Notebook 7 | The Wayward Mind

~ This is a #notebook entry on #ruckology in which Brandon L. Rucker kinda, sorta admits he’s mentally unwell ~

Last weekend I had a plotting breakthrough on Project: One Shot (formerly Project: Crime Time), the codename for my developing crime comic with my artist partner and best friend Joshua S. Hooten. Finally actual scripting had commenced. The plan was to take Monday off and resume writing on Tuesday. Tuesday became another off day. The rest of the week was compromised by family obligations and work exhaustion from the day job. But the mind stayed active with some fine-tuning of the plot happening in my subconscious.

That’s not the problem. The problem is my mind got more active on character and plot details for the romantic crime-noir novel I’m planning on finally starting in November during NaNoWriMo (codenamed Project: Dame Game, a project featuring an old character of mine in a new story I cooked up this past Spring — details in next week’s Workbook). So even if I had managed to sit at my desk and write this past week, it’s very possible I would have been writing notes for that project rather than the one I should be actively working on (which I’m doing today immediately following this missive).

By week’s end this got me thinking about how the mind is a wayward thing, wild and unbridled, doing whatever the hell it wants and not necessarily what you need it to do, when you need it to. I’ve always conceded that I have what I like to call creative ADD. As a highly active thinker I’ve always been hardwired that way, juggling an insane amount of information and ideas in one sitting than the average bear would. There are definitive pros and cons to it, no doubt. One of the cons is as I get older and more forgetful (hush, you) many ideas become like transient ghosts if I don’t get them jotted down quick, fast and in a hurry. And that’s the other rub — a notebook is not always handy, the ability to stop whatever you’re doing to jot down notes it’s not always an option. In fact, more than often it is not.

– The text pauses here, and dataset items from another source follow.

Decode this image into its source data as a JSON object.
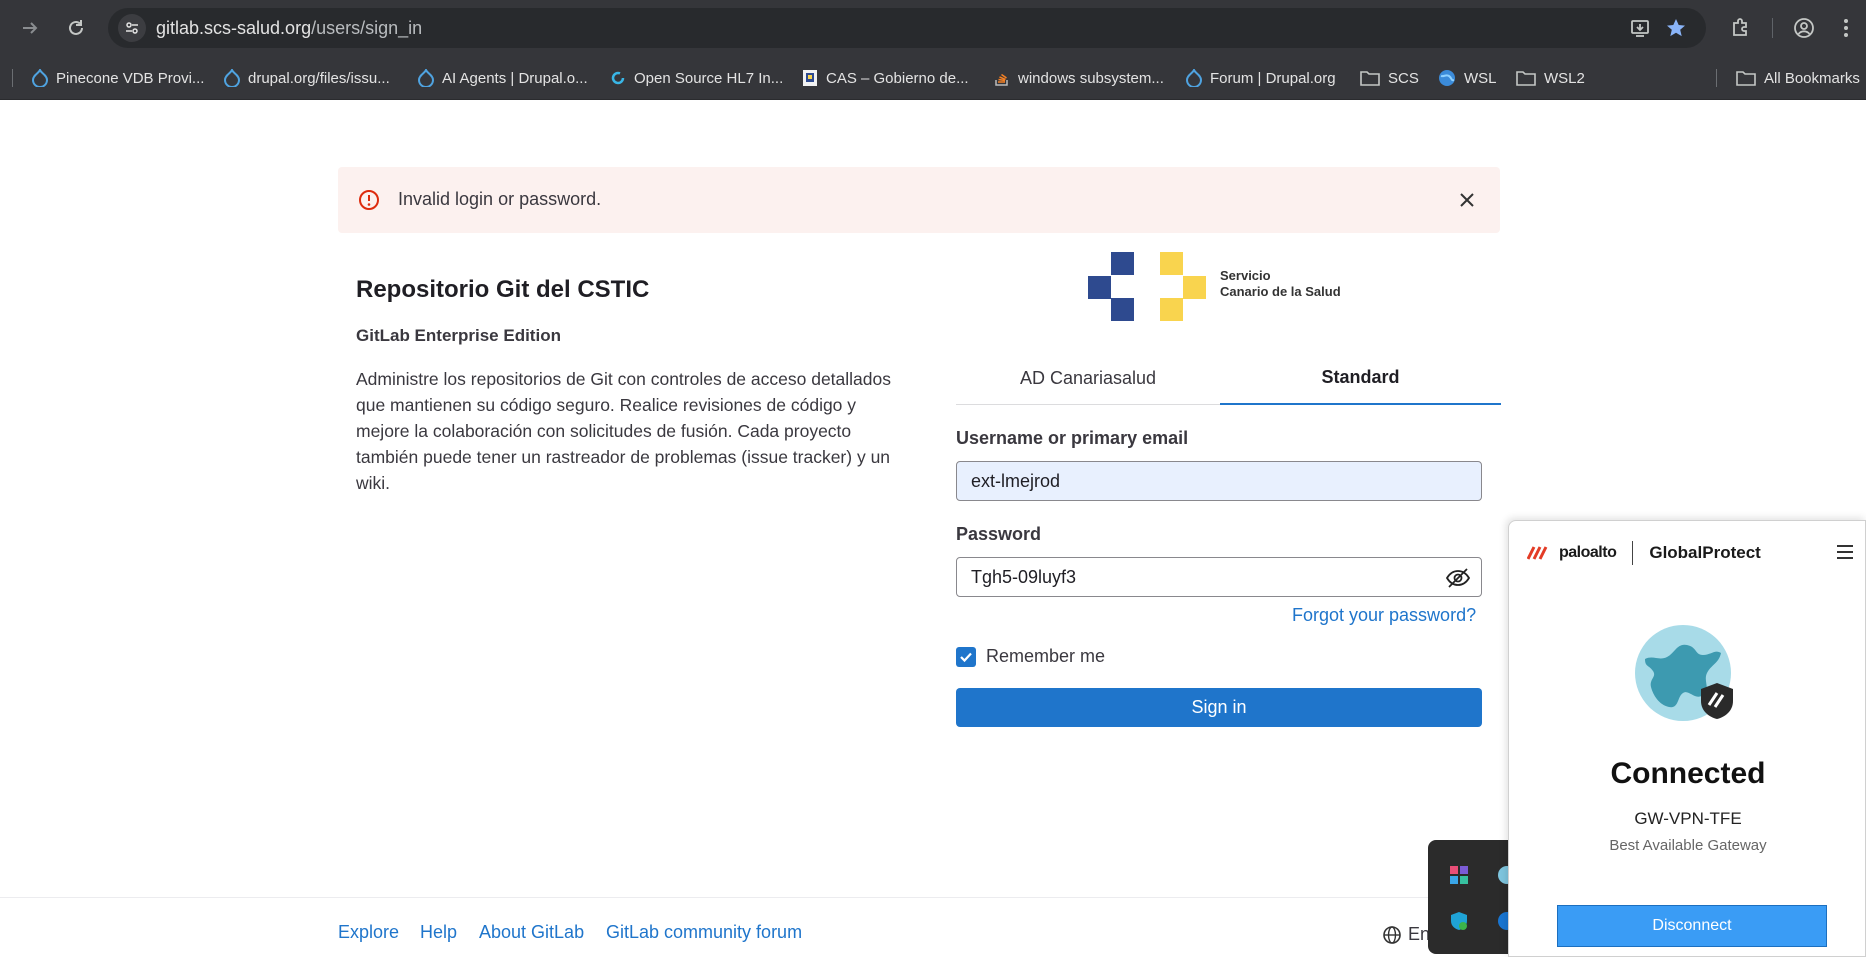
{
  "browser": {
    "url_host": "gitlab.scs-salud.org",
    "url_path": "/users/sign_in",
    "bookmarks": [
      {
        "label": "Pinecone VDB Provi...",
        "icon": "drupal-icon"
      },
      {
        "label": "drupal.org/files/issu...",
        "icon": "drupal-icon"
      },
      {
        "label": "AI Agents | Drupal.o...",
        "icon": "drupal-icon"
      },
      {
        "label": "Open Source HL7 In...",
        "icon": "loop-icon"
      },
      {
        "label": "CAS – Gobierno de...",
        "icon": "coat-of-arms-icon"
      },
      {
        "label": "windows subsystem...",
        "icon": "stackoverflow-icon"
      },
      {
        "label": "Forum | Drupal.org",
        "icon": "drupal-icon"
      },
      {
        "label": "SCS",
        "icon": "folder-icon"
      },
      {
        "label": "WSL",
        "icon": "globe-icon"
      },
      {
        "label": "WSL2",
        "icon": "folder-icon"
      }
    ],
    "all_bookmarks": "All Bookmarks"
  },
  "alert": {
    "message": "Invalid login or password."
  },
  "intro": {
    "title": "Repositorio Git del CSTIC",
    "edition": "GitLab Enterprise Edition",
    "description": "Administre los repositorios de Git con controles de acceso detallados que mantienen su código seguro. Realice revisiones de código y mejore la colaboración con solicitudes de fusión. Cada proyecto también puede tener un rastreador de problemas (issue tracker) y un wiki."
  },
  "logo": {
    "line1": "Servicio",
    "line2": "Canario de la Salud",
    "colors": {
      "blue": "#2e4a8f",
      "yellow": "#f9d44e"
    }
  },
  "tabs": [
    {
      "label": "AD Canariasalud",
      "active": false
    },
    {
      "label": "Standard",
      "active": true
    }
  ],
  "form": {
    "username_label": "Username or primary email",
    "username_value": "ext-lmejrod",
    "password_label": "Password",
    "password_value": "Tgh5-09luyf3",
    "forgot_label": "Forgot your password?",
    "remember_label": "Remember me",
    "remember_checked": true,
    "signin_label": "Sign in"
  },
  "footer": {
    "links": [
      "Explore",
      "Help",
      "About GitLab",
      "GitLab community forum"
    ],
    "language": "En"
  },
  "globalprotect": {
    "brand": "paloalto",
    "product": "GlobalProtect",
    "status": "Connected",
    "gateway": "GW-VPN-TFE",
    "gateway_sub": "Best Available Gateway",
    "disconnect_label": "Disconnect"
  },
  "colors": {
    "accent": "#1f75cb",
    "alert_bg": "#fcf1ef",
    "alert_icon": "#dd2b0e",
    "chrome_bg": "#35363a",
    "gp_button": "#3a9cf5"
  }
}
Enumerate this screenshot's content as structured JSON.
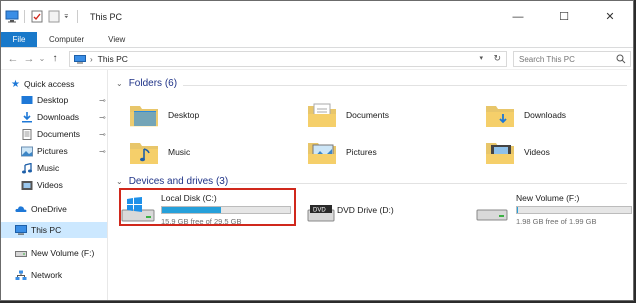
{
  "window": {
    "title": "This PC",
    "controls": {
      "minimize": "—",
      "maximize": "☐",
      "close": "✕"
    },
    "quick_access_toolbar": [
      "computer-icon",
      "properties-check-icon",
      "new-folder-icon",
      "customize-dropdown-icon"
    ]
  },
  "ribbon": {
    "tabs": [
      "File",
      "Computer",
      "View"
    ],
    "active_tab": "File",
    "accent_color": "#1979ca"
  },
  "navbar": {
    "back": "←",
    "forward": "→",
    "recent": "⌄",
    "up": "↑",
    "address_separator": "›",
    "address": "This PC",
    "search_placeholder": "Search This PC"
  },
  "sidebar": {
    "items": [
      {
        "label": "Quick access",
        "icon": "star-icon",
        "pinned": false
      },
      {
        "label": "Desktop",
        "icon": "desktop-folder-icon",
        "pinned": true
      },
      {
        "label": "Downloads",
        "icon": "downloads-icon",
        "pinned": true
      },
      {
        "label": "Documents",
        "icon": "documents-icon",
        "pinned": true
      },
      {
        "label": "Pictures",
        "icon": "pictures-icon",
        "pinned": true
      },
      {
        "label": "Music",
        "icon": "music-icon",
        "pinned": false
      },
      {
        "label": "Videos",
        "icon": "videos-icon",
        "pinned": false
      },
      {
        "label": "OneDrive",
        "icon": "onedrive-cloud-icon",
        "pinned": false
      },
      {
        "label": "This PC",
        "icon": "computer-icon",
        "pinned": false,
        "selected": true
      },
      {
        "label": "New Volume (F:)",
        "icon": "drive-icon",
        "pinned": false
      },
      {
        "label": "Network",
        "icon": "network-icon",
        "pinned": false
      }
    ],
    "pin_glyph": "📌"
  },
  "main": {
    "folders_header": "Folders (6)",
    "folders": [
      {
        "label": "Desktop",
        "icon": "desktop-folder-icon"
      },
      {
        "label": "Documents",
        "icon": "documents-folder-icon"
      },
      {
        "label": "Downloads",
        "icon": "downloads-folder-icon"
      },
      {
        "label": "Music",
        "icon": "music-folder-icon"
      },
      {
        "label": "Pictures",
        "icon": "pictures-folder-icon"
      },
      {
        "label": "Videos",
        "icon": "videos-folder-icon"
      }
    ],
    "drives_header": "Devices and drives (3)",
    "drives": [
      {
        "label": "Local Disk (C:)",
        "free": "15.9 GB free of 29.5 GB",
        "used_fraction": 0.46,
        "icon": "windows-drive-icon",
        "highlighted": true
      },
      {
        "label": "DVD Drive (D:)",
        "icon": "dvd-drive-icon"
      },
      {
        "label": "New Volume (F:)",
        "free": "1.98 GB free of 1.99 GB",
        "used_fraction": 0.01,
        "icon": "drive-icon"
      }
    ],
    "highlight_color": "#d0281c",
    "bar_color": "#26a0da"
  }
}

The silver lining I suppose is that I am almost always in a creative state of mind and at the end of the day I cherish this overactive gray matter of mine, no matter how wayward it may be at times.

You know that old proverbial saying that writers are slightly insane because they entertain multiple voices in their heads while also muttering to themselves when they think no one else can hear them? Yeah, it’s true.

I’m willing to bet you knew that already, didn’t you?